Differential Expression Analysis

Online Inquiry

Cellular function depends largely on which genes are active. Therefore, the discovery of differentially expressed genes between conditions is often a necessary part of understanding the molecular mechanisms underlying phenotypic changes between diseased and normal tissues, or between untreated and treated samples. RNA-seq provides a quantitative readout of the transcriptional status of cells. CD Genomics provides targeted RNA sequencing analysis service to help you understand specific genome-scale transcripts.

The next step in the RNA-seq workflow is differential expression analysis. Differential expression analysis identifies which genes are expressed at different levels under different conditions and plays a critical role in understanding the transcriptional variation that underpins unique biological states.

Differential Expression Analysis Workflow

Count Data and Normalization

Differential expression analysis typically begins with count data, which represents the number of sequence reads mapped to each gene. The higher the count, the higher the level of gene expression in the sample. However, prior to analysis, normalization is required to account for potential confounding factors, such as:

Sequencing depth: refers to the total number of reads obtained for each sample
Gene length: affects the number of reads mapped to a gene
RNA composition: can be affected by a number of factors, including contamination, highly differentially expressed genes, or different numbers of genes expressed between samples.

Different scenarios and data types use different normalization methods, some of which are:

CPM (counts per million presentations)
TPM (transcripts per kilobase million)
RPKM/FPKM (reads/fragments per kilobase of exon per million reads/fragments mapped)
Ratio median for DESeq2
Truncated Mean of M-values for EdgeR (TMM)

Note that the RPKM/FPKM method is not recommended for inter-sample comparisons because the total number of RPKM/FPKM normalized counts will vary from sample to sample, making it difficult to compare the normalized counts for each gene between samples.

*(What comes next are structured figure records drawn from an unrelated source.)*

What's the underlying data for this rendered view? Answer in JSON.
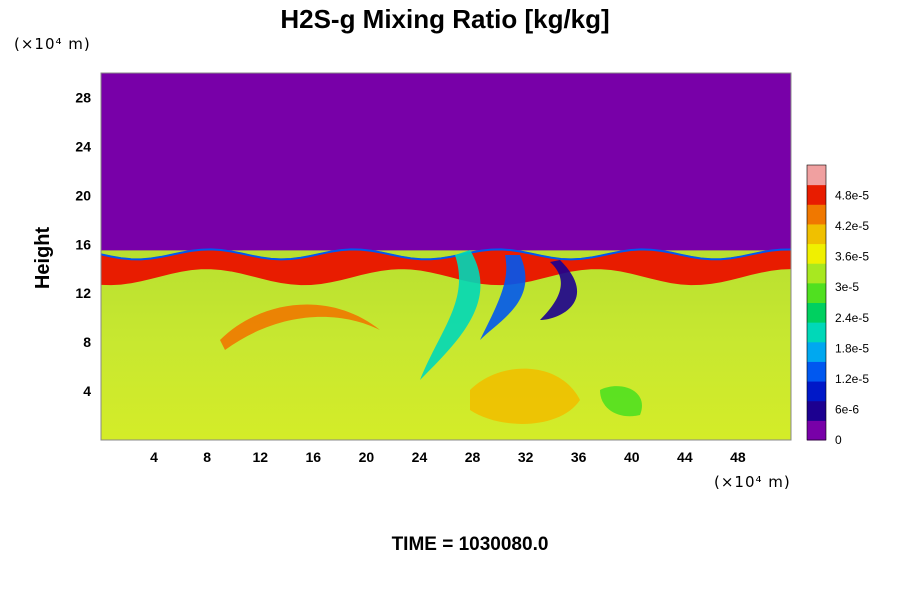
{
  "chart_data": {
    "type": "heatmap",
    "title": "H2S-g Mixing Ratio [kg/kg]",
    "ylabel": "Height",
    "x_unit": "(×10⁴ m)",
    "y_unit": "(×10⁴ m)",
    "footer": "TIME = 1030080.0",
    "xlim": [
      0,
      52
    ],
    "ylim": [
      0,
      30
    ],
    "x_ticks": [
      4,
      8,
      12,
      16,
      20,
      24,
      28,
      32,
      36,
      40,
      44,
      48
    ],
    "y_ticks": [
      4,
      8,
      12,
      16,
      20,
      24,
      28
    ],
    "colorbar": {
      "min": 0,
      "max": 5.4e-05,
      "ticks": [
        {
          "value": 0,
          "label": "0"
        },
        {
          "value": 6e-06,
          "label": "6e-6"
        },
        {
          "value": 1.2e-05,
          "label": "1.2e-5"
        },
        {
          "value": 1.8e-05,
          "label": "1.8e-5"
        },
        {
          "value": 2.4e-05,
          "label": "2.4e-5"
        },
        {
          "value": 3e-05,
          "label": "3e-5"
        },
        {
          "value": 3.6e-05,
          "label": "3.6e-5"
        },
        {
          "value": 4.2e-05,
          "label": "4.2e-5"
        },
        {
          "value": 4.8e-05,
          "label": "4.8e-5"
        }
      ],
      "colors": [
        "#7800a8",
        "#1c0090",
        "#0018c8",
        "#0058f0",
        "#00a8f0",
        "#00d8b8",
        "#00d060",
        "#50e020",
        "#a8e820",
        "#f0f000",
        "#f0c000",
        "#f07800",
        "#e81c00",
        "#f0a0a0"
      ]
    },
    "field_regions": {
      "upper_layer_value": 0,
      "lower_layer_mean_value": 3.3e-05,
      "boundary_height": 15.5,
      "high_band_value": 5e-05,
      "annotation": "upper layer near zero; lower layer 3e-5 to 3.6e-5"
    }
  }
}
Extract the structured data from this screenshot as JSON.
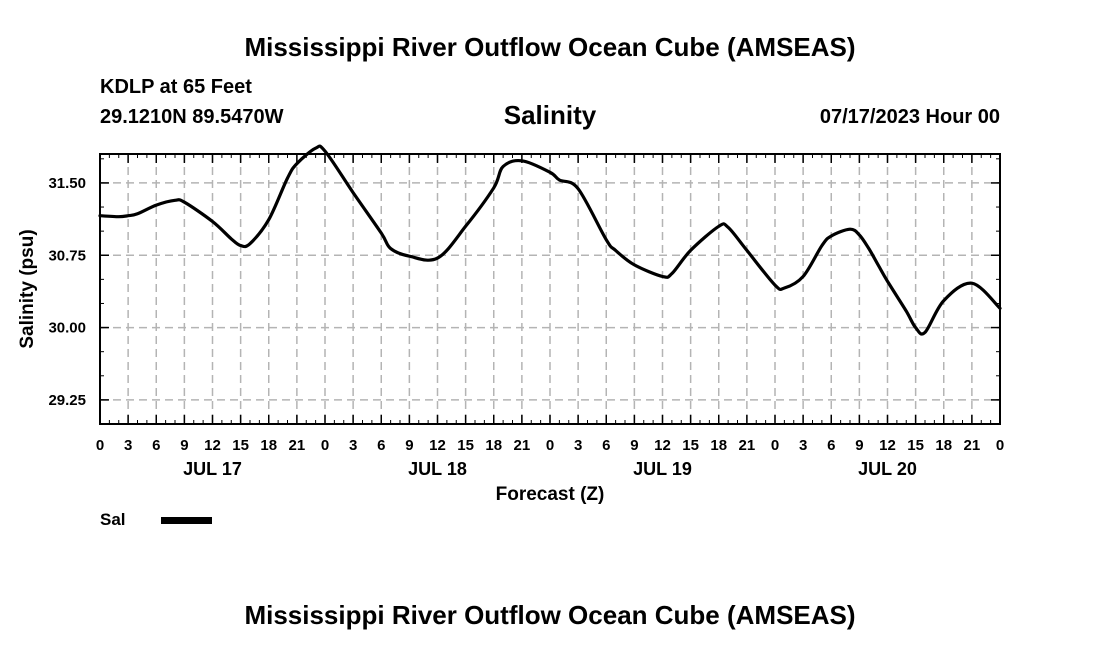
{
  "header": {
    "title": "Mississippi River Outflow Ocean Cube (AMSEAS)",
    "station": "KDLP at 65 Feet",
    "coords": "29.1210N  89.5470W",
    "datetime": "07/17/2023 Hour 00"
  },
  "footer": {
    "title": "Mississippi River Outflow Ocean Cube (AMSEAS)"
  },
  "legend": {
    "label": "Sal",
    "color": "#000000"
  },
  "chart_data": {
    "type": "line",
    "title": "Salinity",
    "xlabel": "Forecast (Z)",
    "ylabel": "Salinity (psu)",
    "xlim": [
      0,
      96
    ],
    "ylim": [
      29.0,
      31.8
    ],
    "grid": true,
    "x_ticks": [
      0,
      3,
      6,
      9,
      12,
      15,
      18,
      21,
      24,
      27,
      30,
      33,
      36,
      39,
      42,
      45,
      48,
      51,
      54,
      57,
      60,
      63,
      66,
      69,
      72,
      75,
      78,
      81,
      84,
      87,
      90,
      93,
      96
    ],
    "x_tick_labels": [
      "0",
      "3",
      "6",
      "9",
      "12",
      "15",
      "18",
      "21",
      "0",
      "3",
      "6",
      "9",
      "12",
      "15",
      "18",
      "21",
      "0",
      "3",
      "6",
      "9",
      "12",
      "15",
      "18",
      "21",
      "0",
      "3",
      "6",
      "9",
      "12",
      "15",
      "18",
      "21",
      "0"
    ],
    "y_ticks": [
      29.25,
      30.0,
      30.75,
      31.5
    ],
    "y_tick_labels": [
      "29.25",
      "30.00",
      "30.75",
      "31.50"
    ],
    "day_labels": [
      {
        "hour": 12,
        "label": "JUL 17"
      },
      {
        "hour": 36,
        "label": "JUL 18"
      },
      {
        "hour": 60,
        "label": "JUL 19"
      },
      {
        "hour": 84,
        "label": "JUL 20"
      }
    ],
    "series": [
      {
        "name": "Sal",
        "x": [
          0,
          2,
          3,
          4,
          6,
          8,
          9,
          12,
          14,
          15,
          16,
          18,
          20,
          21,
          23,
          24,
          27,
          30,
          31,
          33,
          36,
          39,
          42,
          43,
          45,
          48,
          49,
          51,
          54,
          55,
          57,
          60,
          61,
          63,
          66,
          67,
          69,
          72,
          73,
          75,
          77,
          78,
          80,
          81,
          82,
          83,
          84,
          86,
          87,
          88,
          90,
          93,
          96
        ],
        "values": [
          31.16,
          31.15,
          31.16,
          31.18,
          31.27,
          31.32,
          31.3,
          31.1,
          30.92,
          30.85,
          30.87,
          31.12,
          31.55,
          31.7,
          31.86,
          31.83,
          31.4,
          30.98,
          30.82,
          30.74,
          30.72,
          31.05,
          31.45,
          31.67,
          31.73,
          31.61,
          31.53,
          31.44,
          30.91,
          30.8,
          30.65,
          30.53,
          30.56,
          30.8,
          31.05,
          31.04,
          30.8,
          30.44,
          30.41,
          30.53,
          30.85,
          30.95,
          31.02,
          30.96,
          30.82,
          30.65,
          30.48,
          30.17,
          30.0,
          29.95,
          30.28,
          30.46,
          30.2
        ]
      }
    ]
  }
}
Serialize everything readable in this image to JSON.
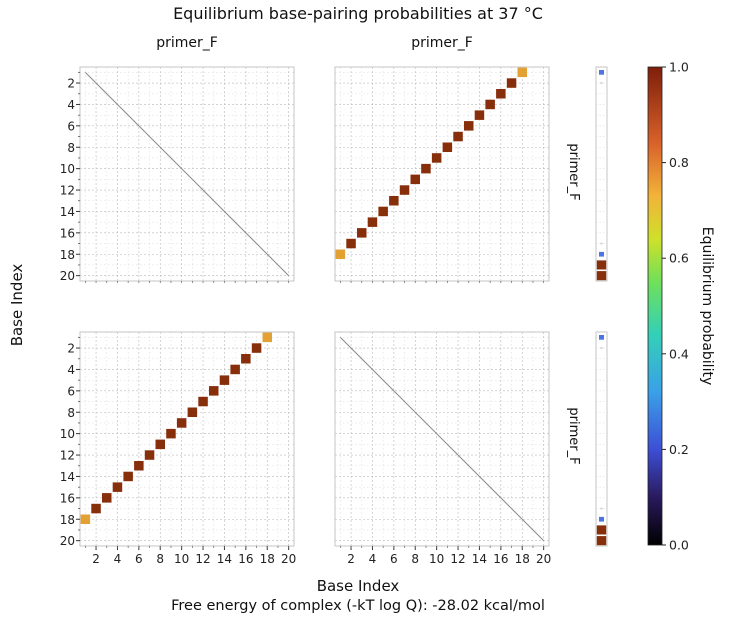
{
  "chart_data": {
    "type": "heatmap",
    "title": "Equilibrium base-pairing probabilities at 37 °C",
    "xlabel": "Base Index",
    "ylabel": "Base Index",
    "footer": "Free energy of complex (-kT log Q): -28.02 kcal/mol",
    "strand_name": "primer_F",
    "column_titles": [
      "primer_F",
      "primer_F"
    ],
    "row_side_labels": [
      "primer_F",
      "primer_F"
    ],
    "n_bases": 20,
    "axis_range": [
      0.5,
      20.5
    ],
    "x_ticks": [
      2,
      4,
      6,
      8,
      10,
      12,
      14,
      16,
      18,
      20
    ],
    "y_ticks": [
      2,
      4,
      6,
      8,
      10,
      12,
      14,
      16,
      18,
      20
    ],
    "x_tick_labels": [
      "2",
      "4",
      "6",
      "8",
      "10",
      "12",
      "14",
      "16",
      "18",
      "20"
    ],
    "y_tick_labels": [
      "2",
      "4",
      "6",
      "8",
      "10",
      "12",
      "14",
      "16",
      "18",
      "20"
    ],
    "colorbar": {
      "label": "Equilibrium probability",
      "range": [
        0.0,
        1.0
      ],
      "ticks": [
        0.0,
        0.2,
        0.4,
        0.6,
        0.8,
        1.0
      ],
      "tick_labels": [
        "0.0",
        "0.2",
        "0.4",
        "0.6",
        "0.8",
        "1.0"
      ]
    },
    "panels": [
      {
        "id": "top-left",
        "row": 0,
        "col": 0,
        "type": "diagonal-line",
        "cells": []
      },
      {
        "id": "top-right",
        "row": 0,
        "col": 1,
        "type": "pairs",
        "cells": [
          {
            "x": 1,
            "y": 18,
            "p": 0.85
          },
          {
            "x": 2,
            "y": 17,
            "p": 0.97
          },
          {
            "x": 3,
            "y": 16,
            "p": 0.97
          },
          {
            "x": 4,
            "y": 15,
            "p": 0.97
          },
          {
            "x": 5,
            "y": 14,
            "p": 0.97
          },
          {
            "x": 6,
            "y": 13,
            "p": 0.97
          },
          {
            "x": 7,
            "y": 12,
            "p": 0.97
          },
          {
            "x": 8,
            "y": 11,
            "p": 0.97
          },
          {
            "x": 9,
            "y": 10,
            "p": 0.97
          },
          {
            "x": 10,
            "y": 9,
            "p": 0.97
          },
          {
            "x": 11,
            "y": 8,
            "p": 0.97
          },
          {
            "x": 12,
            "y": 7,
            "p": 0.97
          },
          {
            "x": 13,
            "y": 6,
            "p": 0.97
          },
          {
            "x": 14,
            "y": 5,
            "p": 0.97
          },
          {
            "x": 15,
            "y": 4,
            "p": 0.97
          },
          {
            "x": 16,
            "y": 3,
            "p": 0.97
          },
          {
            "x": 17,
            "y": 2,
            "p": 0.97
          },
          {
            "x": 18,
            "y": 1,
            "p": 0.85
          }
        ]
      },
      {
        "id": "bottom-left",
        "row": 1,
        "col": 0,
        "type": "pairs",
        "cells": [
          {
            "x": 1,
            "y": 18,
            "p": 0.85
          },
          {
            "x": 2,
            "y": 17,
            "p": 0.97
          },
          {
            "x": 3,
            "y": 16,
            "p": 0.97
          },
          {
            "x": 4,
            "y": 15,
            "p": 0.97
          },
          {
            "x": 5,
            "y": 14,
            "p": 0.97
          },
          {
            "x": 6,
            "y": 13,
            "p": 0.97
          },
          {
            "x": 7,
            "y": 12,
            "p": 0.97
          },
          {
            "x": 8,
            "y": 11,
            "p": 0.97
          },
          {
            "x": 9,
            "y": 10,
            "p": 0.97
          },
          {
            "x": 10,
            "y": 9,
            "p": 0.97
          },
          {
            "x": 11,
            "y": 8,
            "p": 0.97
          },
          {
            "x": 12,
            "y": 7,
            "p": 0.97
          },
          {
            "x": 13,
            "y": 6,
            "p": 0.97
          },
          {
            "x": 14,
            "y": 5,
            "p": 0.97
          },
          {
            "x": 15,
            "y": 4,
            "p": 0.97
          },
          {
            "x": 16,
            "y": 3,
            "p": 0.97
          },
          {
            "x": 17,
            "y": 2,
            "p": 0.97
          },
          {
            "x": 18,
            "y": 1,
            "p": 0.85
          }
        ]
      },
      {
        "id": "bottom-right",
        "row": 1,
        "col": 1,
        "type": "diagonal-line",
        "cells": []
      }
    ],
    "unpaired_strips": [
      {
        "row": 0,
        "cells": [
          {
            "base": 1,
            "p": 0.18
          },
          {
            "base": 2,
            "p": 0.03
          },
          {
            "base": 17,
            "p": 0.03
          },
          {
            "base": 18,
            "p": 0.18
          },
          {
            "base": 19,
            "p": 0.97
          },
          {
            "base": 20,
            "p": 0.97
          }
        ]
      },
      {
        "row": 1,
        "cells": [
          {
            "base": 1,
            "p": 0.18
          },
          {
            "base": 2,
            "p": 0.03
          },
          {
            "base": 17,
            "p": 0.03
          },
          {
            "base": 18,
            "p": 0.18
          },
          {
            "base": 19,
            "p": 0.97
          },
          {
            "base": 20,
            "p": 0.97
          }
        ]
      }
    ]
  }
}
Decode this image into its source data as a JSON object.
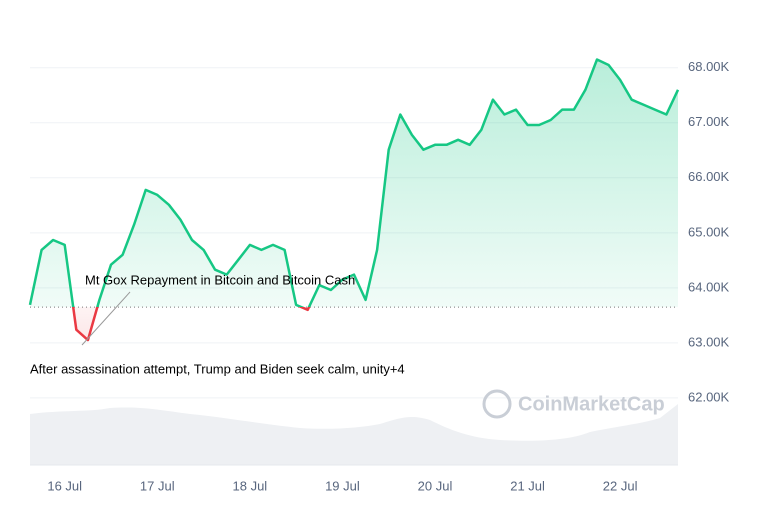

Quality Control in Differential Expression Analysis

Quality control (QC) is an important step in the differential expression analysis workflow. It helps ensure that the data is reliable and can provide meaningful biological insights.

Sample-Level Quality Control

Sample-level QC involves using techniques such as principal component analysis (PCA) and hierarchical clustering to understand the overall similarity between samples. Gene-level quality control ensures that only genes that are likely to be detected as differentially expressed are included in the analysis, which helps to increase the robustness of the study.

Principal Component Analysis (PCA):
PCA is a dimensionality reduction technique that finds the largest amount of variation in a dataset and assigns it to principal components. The variation explained by the principal components can be visualized and used to see patterns in the data.

Fig. 1. PCA plots. (Jiménez-Jacinto V, et al. 2019)

Hierarchical Clustering Heatmap:
This method helps to identify strong patterns and potential outliers in a data set. The heatmap shows the correlation of gene expression for all samples in the dataset combined in pairs. This can indicate which samples are more similar to each other based on normalized gene expression values.

Gene-level QC

In addition to sample-level QC, gene-level QC is equally important. This involves ignoring genes with zero counts, extreme count outliers, or low average normalized counts in all samples. This filtering enhances the ability to detect truly differentially expressed genes.

Actual Differential Expression Analysis

This process can reveal which genes are expressed at different levels under different conditions, providing insight into the biological processes affected by those conditions. Different tools such as DESeq2 or EdgeR can be used for this purpose, each with its own strengths and approaches. It is worth noting that DESeq2 automatically filters out certain classes of genes, whereas tools such as EdgeR require an explicit pre-filtering step.

Fig. 2. Overview of the RNA-Seq differential expression analysis pipeline. (Costa-Silva J, et al. 2017)

Differential Expression Analysis Data Interpretation

Interpreting the results of differential expression analysis is a critical step that requires careful attention. Differential gene expression (DEG) analysis is usually expressed as a log2 multiplicative change and an adjusted p-value. The log2 multiplicative change indicates the degree of differential expression between conditions, while the adjusted p-value indicates the statistical significance of differential expression.

It is also important to keep in mind the potential impact of biological and technical variation on DEG interpretation. In addition, differentially expressed genes should be considered in the context of the biological system or disease state under study. Utilizing additional bioinformatic resources, such as gene ontology (GO) enrichment analysis or pathway analysis, can provide greater insight into the biological significance of identified DEGs.

References:

Jiménez-Jacinto V, Sanchez-Flores A, Vega-Alvarado L. Integrative differential expression analysis for multiple experiments (IDEAMEX): a web server tool for integrated RNA-Seq data analysis[J]. Frontiers in genetics, 2019, 10: 279.
Costa-Silva J, Domingues D, Lopes F M. RNA-Seq differential expression analysis: An extended review and a software tool[J]. PloS one, 2017, 12(12): e0190152.

* For Research Use Only. Not for use in diagnostic procedures.